We all feel pressed for time, with a certain unease that demands of the day distract us from the deeper, more strategic success we really want to achieve. So find some space on your shelf for a new book addressing that exact problem: the Wildly Strategic Compliance Officer Workbook by Kristy Grant-Hart.
Grant-Hart is the founder and director of Spark Compliance Consulting, a firm based in London that offers training, assessments, and all the usual compliance consulting services (with an emphasis on the ISO 37001 anti-bribery standard, if you’re into it). Prior to that, Grant-Hart also worked as chief compliance officer at United International Pictures, and in 2016 she published How to Be a Wildly Effective Compliance Officer. So she knows the road compliance officers travel and the pitfalls that can send you flying.
In Wildly Strategic Compliance Officer, Grant-Hart (and co-author Donna Boehme) walks the reader through how to succeed as a compliance officer—which is not the same as how you manage the daily chores of corporate ethics and compliance programs. In fact, a good portion of the book explores how compliance officers too often fall into the swamp of daily compliance chores, at the expense of defining what a “successful” compliance program should do and how to assemble the right support and resources to build one.
The other selling point for this book is that it’s a workbook, jammed with practical exercises to help each reader apply Grant-Hart’s lessons to your own situation.

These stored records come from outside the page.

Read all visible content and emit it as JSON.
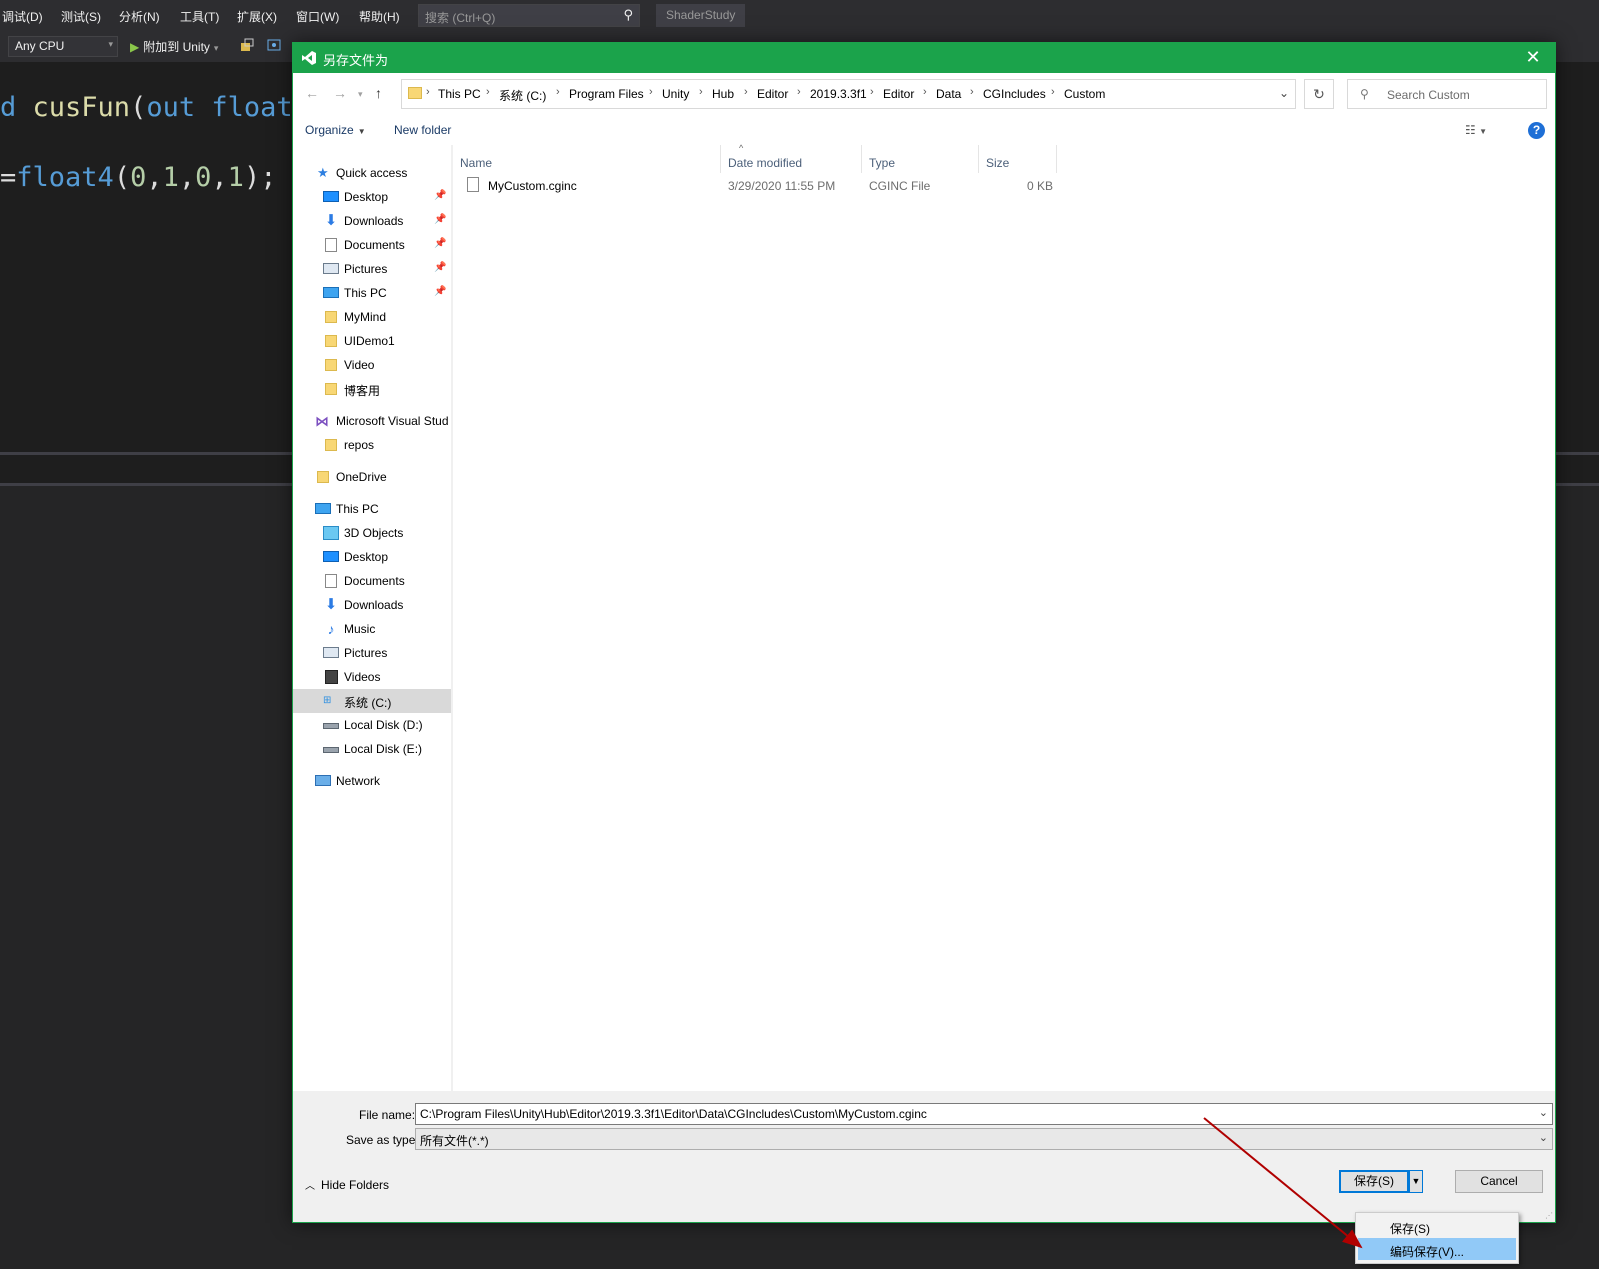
{
  "vs": {
    "menu": [
      "调试(D)",
      "测试(S)",
      "分析(N)",
      "工具(T)",
      "扩展(X)",
      "窗口(W)",
      "帮助(H)"
    ],
    "search_placeholder": "搜索 (Ctrl+Q)",
    "project_name": "ShaderStudy",
    "platform": "Any CPU",
    "run_label": "附加到 Unity",
    "code": {
      "line1": {
        "frag_d": "d",
        "fn": "cusFun",
        "paren": "(",
        "kw_out": "out",
        "kw_float": "float"
      },
      "line2": {
        "eq": "=",
        "fn": "float4",
        "open": "(",
        "args": [
          "0",
          "1",
          "0",
          "1"
        ],
        "close": ");"
      }
    }
  },
  "dialog": {
    "title": "另存文件为",
    "close_glyph": "✕",
    "breadcrumb": [
      "This PC",
      "系统 (C:)",
      "Program Files",
      "Unity",
      "Hub",
      "Editor",
      "2019.3.3f1",
      "Editor",
      "Data",
      "CGIncludes",
      "Custom"
    ],
    "search_placeholder": "Search Custom",
    "toolbar": {
      "organize": "Organize",
      "new_folder": "New folder",
      "help": "?"
    },
    "nav": [
      {
        "label": "Quick access",
        "icon": "star-icon"
      },
      {
        "label": "Desktop",
        "icon": "desktop-icon",
        "pinned": true
      },
      {
        "label": "Downloads",
        "icon": "download-icon",
        "pinned": true
      },
      {
        "label": "Documents",
        "icon": "documents-icon",
        "pinned": true
      },
      {
        "label": "Pictures",
        "icon": "pictures-icon",
        "pinned": true
      },
      {
        "label": "This PC",
        "icon": "computer-icon",
        "pinned": true
      },
      {
        "label": "MyMind",
        "icon": "folder-icon"
      },
      {
        "label": "UIDemo1",
        "icon": "folder-icon"
      },
      {
        "label": "Video",
        "icon": "folder-icon"
      },
      {
        "label": "博客用",
        "icon": "folder-icon"
      },
      {
        "label": "Microsoft Visual Stud",
        "icon": "visual-studio-icon"
      },
      {
        "label": "repos",
        "icon": "folder-icon"
      },
      {
        "label": "OneDrive",
        "icon": "onedrive-folder-icon"
      },
      {
        "label": "This PC",
        "icon": "computer-icon"
      },
      {
        "label": "3D Objects",
        "icon": "3d-objects-icon"
      },
      {
        "label": "Desktop",
        "icon": "desktop-icon"
      },
      {
        "label": "Documents",
        "icon": "documents-icon"
      },
      {
        "label": "Downloads",
        "icon": "download-icon"
      },
      {
        "label": "Music",
        "icon": "music-icon"
      },
      {
        "label": "Pictures",
        "icon": "pictures-icon"
      },
      {
        "label": "Videos",
        "icon": "videos-icon"
      },
      {
        "label": "系统 (C:)",
        "icon": "windows-drive-icon",
        "selected": true
      },
      {
        "label": "Local Disk (D:)",
        "icon": "disk-icon"
      },
      {
        "label": "Local Disk (E:)",
        "icon": "disk-icon"
      },
      {
        "label": "Network",
        "icon": "network-icon"
      }
    ],
    "columns": [
      "Name",
      "Date modified",
      "Type",
      "Size"
    ],
    "files": [
      {
        "name": "MyCustom.cginc",
        "date": "3/29/2020 11:55 PM",
        "type": "CGINC File",
        "size": "0 KB"
      }
    ],
    "file_name_label": "File name:",
    "file_name_value": "C:\\Program Files\\Unity\\Hub\\Editor\\2019.3.3f1\\Editor\\Data\\CGIncludes\\Custom\\MyCustom.cginc",
    "save_type_label": "Save as type:",
    "save_type_value": "所有文件(*.*)",
    "hide_folders": "Hide Folders",
    "save_label": "保存(S)",
    "cancel_label": "Cancel",
    "save_menu": [
      "保存(S)",
      "编码保存(V)..."
    ]
  },
  "colors": {
    "accent_green": "#1ba34b",
    "menu_highlight": "#91c9f7",
    "annotation_arrow": "#b00000"
  }
}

She includes self-quizzes, short answer sections, and even a simple risk matrix you can fill out by hand.
This is where the book’s usefulness really shines. Most compliance professionals, I suspect, already know that the crisis of the day can distract you from your goals; it’s not a hard concept to grasp. When you then think to yourself, “OK, so what am I supposed to do about all this?”—the workbook exercises, corny as they may be, help you to outline what you’re supposed to do.
For example, one early chapter of the book talks about how to select a few key goals for the year and focus on them. Another talks about working with the board to define what risks will be the purview of the compliance department. Other chapters talk about articulating a vision for your compliance program (Grant-Hart recommends basing it on the U.S. Sentencing Guidelines), finding the right sources of power to get things done in your company, and arguing effectively for more budget or resources.
Those are strategic skills for a compliance officer—that is, every chief compliance officer needs to master them, at every organization. To a certain point, they are no different than other skills such as knowing how to interview an investigation target or how to simplify key controls are skills. But the latter are tactical skills, that can make you indispensable to a compliance officer. Mastery of strategic skills makes you a chief compliance officer indispensable to the board.
Wildly Strategic Compliance Officer is easy to read (111 pages cover to cover), with plenty of vignettes—usually compliance officers asking Grant-Hart for advice, worried that the tactical demands of the job prevent them from positioning the compliance department strategically to succeed. The e-book is available through Amazon.com for $24.99. It’s value for money, and the issues Grant-Hart discusses will never be obsolete.